Jessica wasted no time. She knew she had to get the work done on time, whether a breaker had blown or what.
She reached into her pocket for her cell phone. It was the cheapest unlocked smartphone that she’d found. It wasn’t like she had much disposable income at all, unlike Tom who could buy whatever he wanted.
She figured she could use the light on the phone to keep working. She’d hold the phone under her chin if she had to. She wasn’t going to risk losing her job, no matter how unfair the assignment was.
But her phone wouldn’t turn on.
Maybe the battery was dead.
“My phone’s not working!” yelled Tom from the bathroom.
That was weird. Both their phones weren’t working.
“You guys OK back there?” called out Bruce, from the front of the store. “I’m going to check the—shit!” It sounded like he’d crashed into a couple bikes on display. Jessica heard them fall over, making a loud crashing noise. Bruce swore and yelled in pain.
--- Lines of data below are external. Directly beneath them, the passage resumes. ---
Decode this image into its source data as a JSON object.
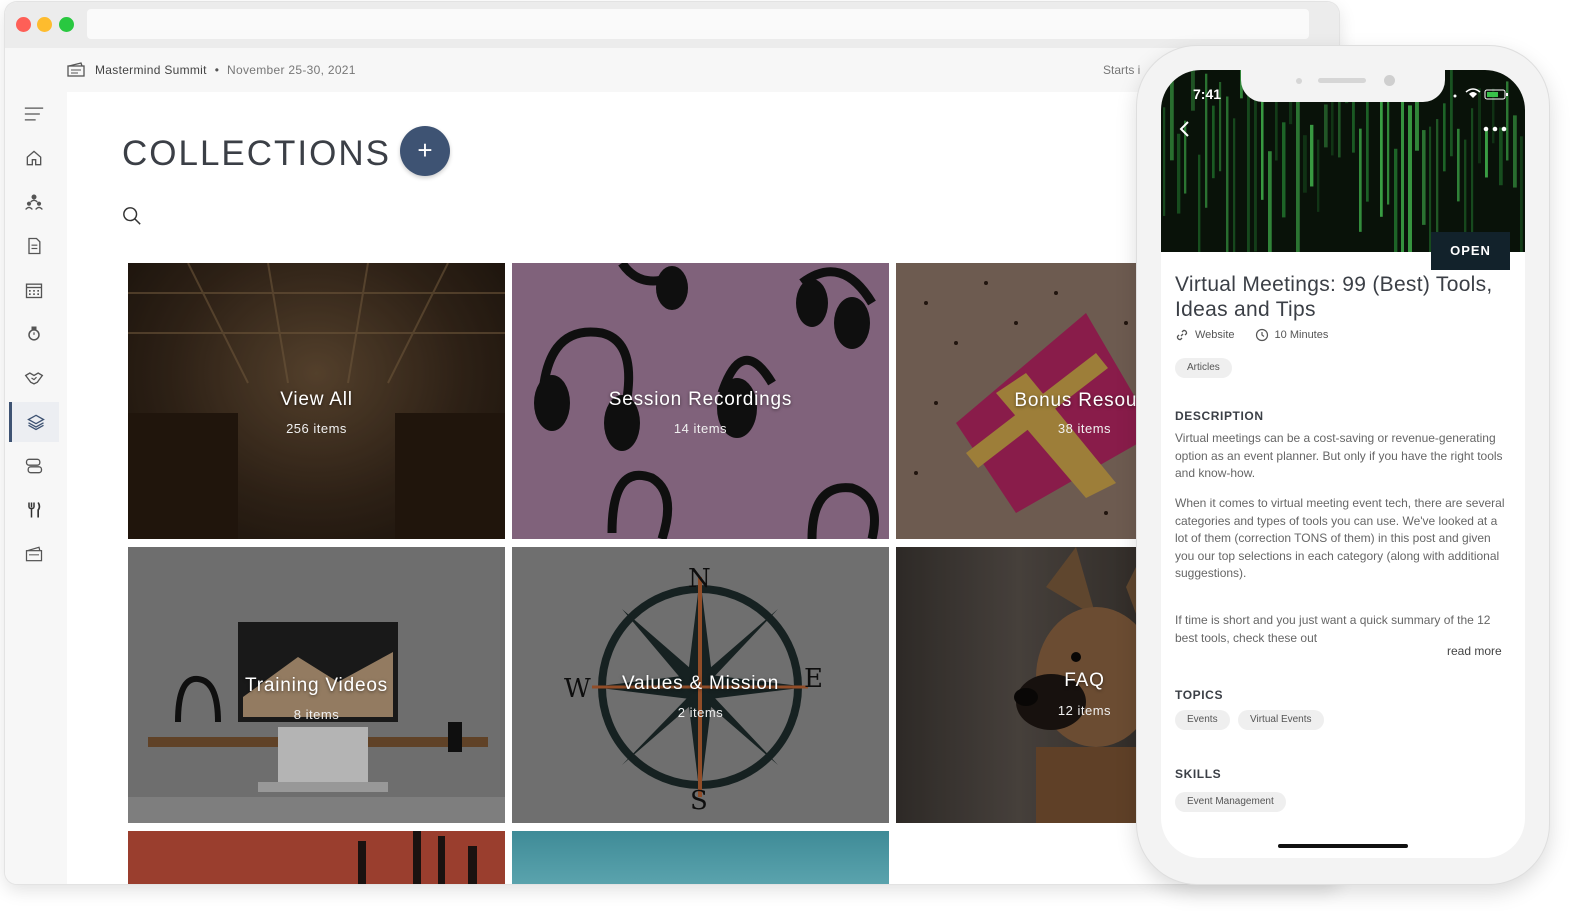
{
  "browser": {
    "traffic_lights": [
      "close",
      "minimize",
      "zoom"
    ]
  },
  "event": {
    "name": "Mastermind Summit",
    "separator": "•",
    "date": "November 25-30, 2021",
    "starts_label": "Starts i"
  },
  "sidebar": {
    "items": [
      {
        "name": "menu",
        "icon": "menu-icon",
        "active": false
      },
      {
        "name": "home",
        "icon": "home-icon",
        "active": false
      },
      {
        "name": "network",
        "icon": "people-icon",
        "active": false
      },
      {
        "name": "documents",
        "icon": "document-icon",
        "active": false
      },
      {
        "name": "calendar",
        "icon": "calendar-icon",
        "active": false
      },
      {
        "name": "watch",
        "icon": "watch-icon",
        "active": false
      },
      {
        "name": "sponsors",
        "icon": "handshake-icon",
        "active": false
      },
      {
        "name": "collections",
        "icon": "layers-icon",
        "active": true
      },
      {
        "name": "agenda",
        "icon": "stack-icon",
        "active": false
      },
      {
        "name": "dining",
        "icon": "fork-knife-icon",
        "active": false
      },
      {
        "name": "tickets",
        "icon": "ticket-icon",
        "active": false
      }
    ]
  },
  "main": {
    "title": "COLLECTIONS",
    "add_label": "+",
    "collections": [
      {
        "title": "View All",
        "count": "256 items"
      },
      {
        "title": "Session Recordings",
        "count": "14 items"
      },
      {
        "title": "Bonus Resourc",
        "count": "38 items"
      },
      {
        "title": "Training Videos",
        "count": "8 items"
      },
      {
        "title": "Values & Mission",
        "count": "2 items"
      },
      {
        "title": "FAQ",
        "count": "12 items"
      }
    ]
  },
  "phone": {
    "time": "7:41",
    "open_label": "OPEN",
    "article": {
      "title": "Virtual Meetings: 99 (Best) Tools, Ideas and Tips",
      "type": "Website",
      "duration": "10 Minutes",
      "tag": "Articles",
      "description_heading": "DESCRIPTION",
      "paragraphs": [
        "Virtual meetings can be a cost-saving or revenue-generating option as an event planner. But only if you have the right tools and know-how.",
        "When it comes to virtual meeting event tech, there are several categories and types of tools you can use. We've looked at a lot of them (correction TONS of them) in this post and given you our top selections in each category (along with additional suggestions).",
        "If time is short and you just want a quick summary of the 12 best tools, check these out"
      ],
      "read_more": "read more",
      "topics_heading": "TOPICS",
      "topics": [
        "Events",
        "Virtual Events"
      ],
      "skills_heading": "SKILLS",
      "skills": [
        "Event Management"
      ]
    }
  },
  "colors": {
    "accent": "#3e5373",
    "open_button": "#12222b"
  }
}
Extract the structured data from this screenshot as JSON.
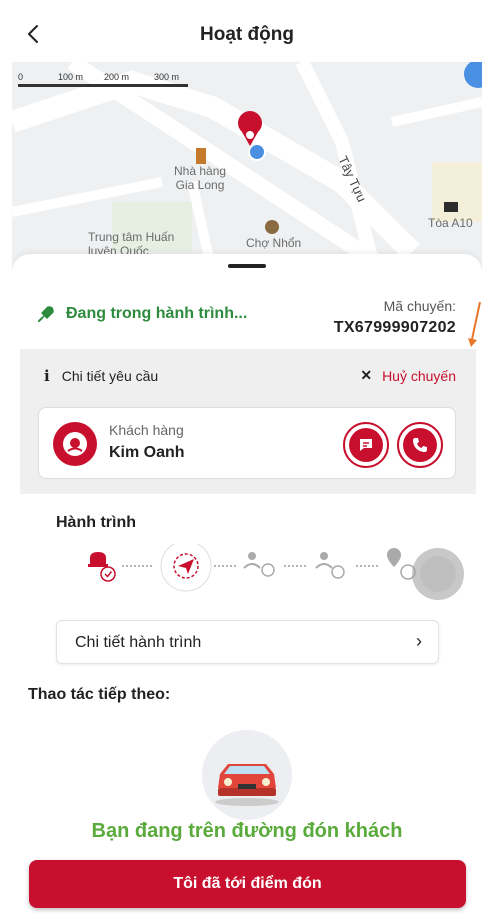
{
  "header": {
    "title": "Hoạt động",
    "back_icon": "chevron-left-icon"
  },
  "map": {
    "scale_labels": [
      "0",
      "100 m",
      "200 m",
      "300 m"
    ],
    "places": {
      "restaurant": "Nhà hàng\nGia Long",
      "training_center": "Trung tâm Huấn\nluyện Quốc",
      "market": "Chợ Nhổn",
      "building": "Tòa A10",
      "road": "Tây Tựu"
    }
  },
  "trip": {
    "status": "Đang trong hành trình...",
    "code_label": "Mã chuyến:",
    "code": "TX67999907202"
  },
  "request": {
    "title": "Chi tiết yêu cầu",
    "cancel_label": "Huỷ chuyến",
    "customer_label": "Khách hàng",
    "customer_name": "Kim Oanh"
  },
  "journey": {
    "title": "Hành trình",
    "link_label": "Chi tiết hành trình",
    "steps": [
      "driver-assigned-icon",
      "navigate-icon",
      "pickup-icon",
      "in-trip-icon",
      "destination-icon"
    ],
    "current_step": 2
  },
  "next": {
    "title": "Thao tác tiếp theo:",
    "message": "Bạn đang trên đường đón khách",
    "button_label": "Tôi đã tới điểm đón"
  },
  "colors": {
    "brand": "#c8102e",
    "status_green": "#2e8b3d",
    "message_green": "#5aab3c"
  }
}
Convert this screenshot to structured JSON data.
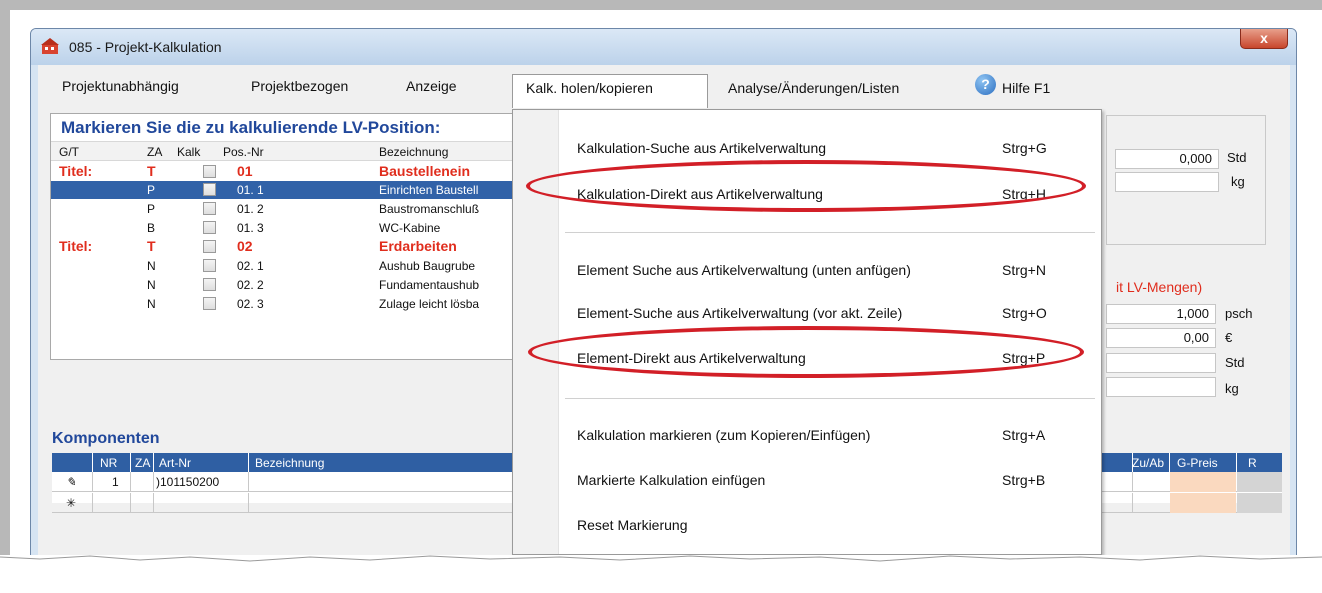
{
  "window": {
    "title": "085  -  Projekt-Kalkulation",
    "close_label": "x"
  },
  "menubar": {
    "items": [
      {
        "label": "Projektunabhängig"
      },
      {
        "label": "Projektbezogen"
      },
      {
        "label": "Anzeige"
      },
      {
        "label": "Kalk. holen/kopieren"
      },
      {
        "label": "Analyse/Änderungen/Listen"
      },
      {
        "label": "Hilfe F1"
      }
    ],
    "active_index": 3
  },
  "lv_panel": {
    "heading": "Markieren Sie die zu kalkulierende LV-Position:",
    "headers": [
      "G/T",
      "ZA",
      "Kalk",
      "Pos.-Nr",
      "Bezeichnung"
    ],
    "rows": [
      {
        "gt": "Titel:",
        "za": "T",
        "pos": "01",
        "bez": "Baustellenein",
        "title": true
      },
      {
        "gt": "",
        "za": "P",
        "pos": "01. 1",
        "bez": "Einrichten Baustell",
        "selected": true
      },
      {
        "gt": "",
        "za": "P",
        "pos": "01. 2",
        "bez": "Baustromanschluß"
      },
      {
        "gt": "",
        "za": "B",
        "pos": "01. 3",
        "bez": "WC-Kabine"
      },
      {
        "gt": "Titel:",
        "za": "T",
        "pos": "02",
        "bez": "Erdarbeiten",
        "title": true
      },
      {
        "gt": "",
        "za": "N",
        "pos": "02. 1",
        "bez": "Aushub Baugrube"
      },
      {
        "gt": "",
        "za": "N",
        "pos": "02. 2",
        "bez": "Fundamentaushub"
      },
      {
        "gt": "",
        "za": "N",
        "pos": "02. 3",
        "bez": "Zulage leicht lösba"
      }
    ]
  },
  "right_panel": {
    "std_value": "0,000",
    "std_unit": "Std",
    "kg_unit": "kg",
    "lv_mengen_label": "it LV-Mengen)",
    "qty_value": "1,000",
    "qty_unit": "psch",
    "price_value": "0,00",
    "price_unit": "€",
    "std_unit2": "Std",
    "kg_unit2": "kg"
  },
  "komponenten": {
    "heading": "Komponenten",
    "headers": [
      "NR",
      "ZA",
      "Art-Nr",
      "Bezeichnung",
      "Zu/Ab",
      "G-Preis",
      "R"
    ],
    "rows": [
      {
        "marker": "pencil",
        "nr": "1",
        "artnr": ")101150200"
      },
      {
        "marker": "asterisk",
        "symbol": "✳"
      }
    ]
  },
  "dropdown": {
    "items": [
      {
        "label": "Kalkulation-Suche aus Artikelverwaltung",
        "shortcut": "Strg+G"
      },
      {
        "label": "Kalkulation-Direkt aus Artikelverwaltung",
        "shortcut": "Strg+H",
        "highlighted": true
      },
      {
        "label": "Element Suche aus Artikelverwaltung (unten anfügen)",
        "shortcut": "Strg+N"
      },
      {
        "label": "Element-Suche aus Artikelverwaltung (vor akt. Zeile)",
        "shortcut": "Strg+O"
      },
      {
        "label": "Element-Direkt aus Artikelverwaltung",
        "shortcut": "Strg+P",
        "highlighted": true
      },
      {
        "label": "Kalkulation markieren (zum Kopieren/Einfügen)",
        "shortcut": "Strg+A"
      },
      {
        "label": "Markierte Kalkulation einfügen",
        "shortcut": "Strg+B"
      },
      {
        "label": "Reset Markierung",
        "shortcut": ""
      }
    ]
  },
  "colors": {
    "accent_blue": "#21489b",
    "title_red": "#e02d1d",
    "highlight_ellipse": "#d21f27",
    "selected_row": "#3162a8",
    "gpreis_cell": "#fad9bf"
  }
}
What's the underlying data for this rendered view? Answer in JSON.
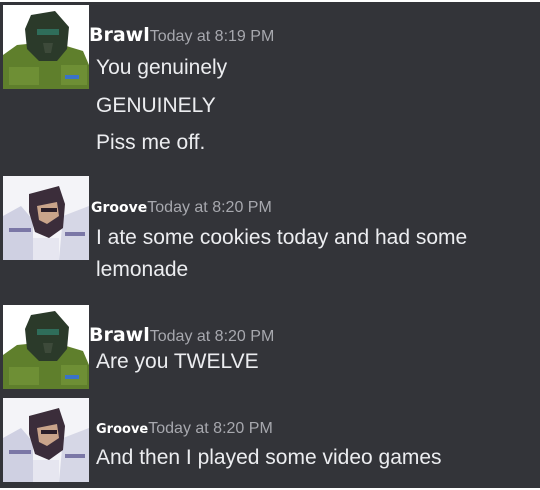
{
  "messages": [
    {
      "author": "Brawl",
      "timestamp": "Today at 8:19 PM",
      "avatar_icon": "brawl-avatar-icon",
      "lines": [
        "You genuinely",
        "GENUINELY",
        "Piss me off."
      ]
    },
    {
      "author": "Groove",
      "timestamp": "Today at 8:20 PM",
      "avatar_icon": "groove-avatar-icon",
      "lines": [
        "I ate some cookies today and had some",
        "lemonade"
      ]
    },
    {
      "author": "Brawl",
      "timestamp": "Today at 8:20 PM",
      "avatar_icon": "brawl-avatar-icon",
      "lines": [
        "Are you TWELVE"
      ]
    },
    {
      "author": "Groove",
      "timestamp": "Today at 8:20 PM",
      "avatar_icon": "groove-avatar-icon",
      "lines": [
        "And then I played some video games"
      ]
    }
  ],
  "colors": {
    "background": "#333439",
    "author": "#ffffff",
    "timestamp": "#a7a8ae",
    "message_text": "#ecedf0"
  }
}
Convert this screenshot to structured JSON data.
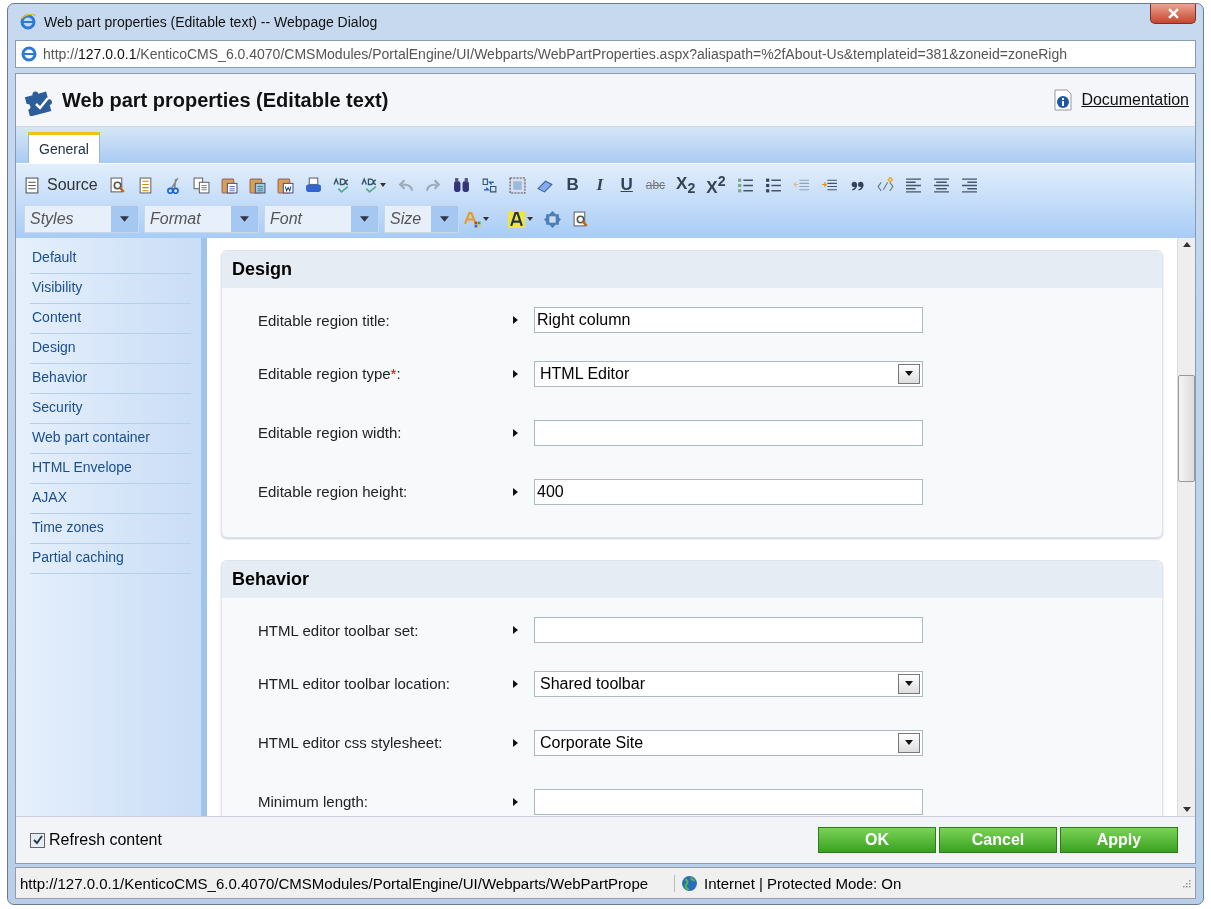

“You OK, Brucey?” yelled Tom.
“I’m fine. Just get the breaker, will you?”
“As soon as I can find my way out of this bathroom.”
Jessica was no wimp. She wasn’t scared of a little darkness. Or her phone turning off.
But the darkness did remind her of a difficult time. It hadn’t been that long ago. Almost two years to the day, when she’d been knocked off her bike in a dark alley at 11:00 PM. Two men had attacked her.
She didn’t like to remember the details. But suffice it to say, after that she decided that the best thing to do would be to make sure she’d never be a victim again.
And so she’d gotten into guns.
They weren’t considered cool for people like her, bike shop workers. Tom, for instance, would have freaked out if he’d known she’d had a gun. But then again, she’d never really cared much about what people had thought about her. And she was fine doing things her own way.
So she’d taken a gun safety training course, saved up her money, and purchased a Glock 42.
It was a relatively small gun, but still completely functional.
In its slim holster, she could slide it into the pocket of her jeans and no one would know it was there.
She’d gone the pocket-carry route because a holster wasn’t practical for her. The minute she got onto her bike, her shirt would invariably ride up a little, making it difficult to conceal a holster worn any other way than in her pocket.
Sure, she could have gone the ankle route, but she didn’t like the idea of having to reach down that far if she needed the Glock.
If her boss had known she was packing, she would have been fired on the spot. So she kept it on the down low.
Her boss was trying to get himself upright, but in the process he only knocked over more bikes.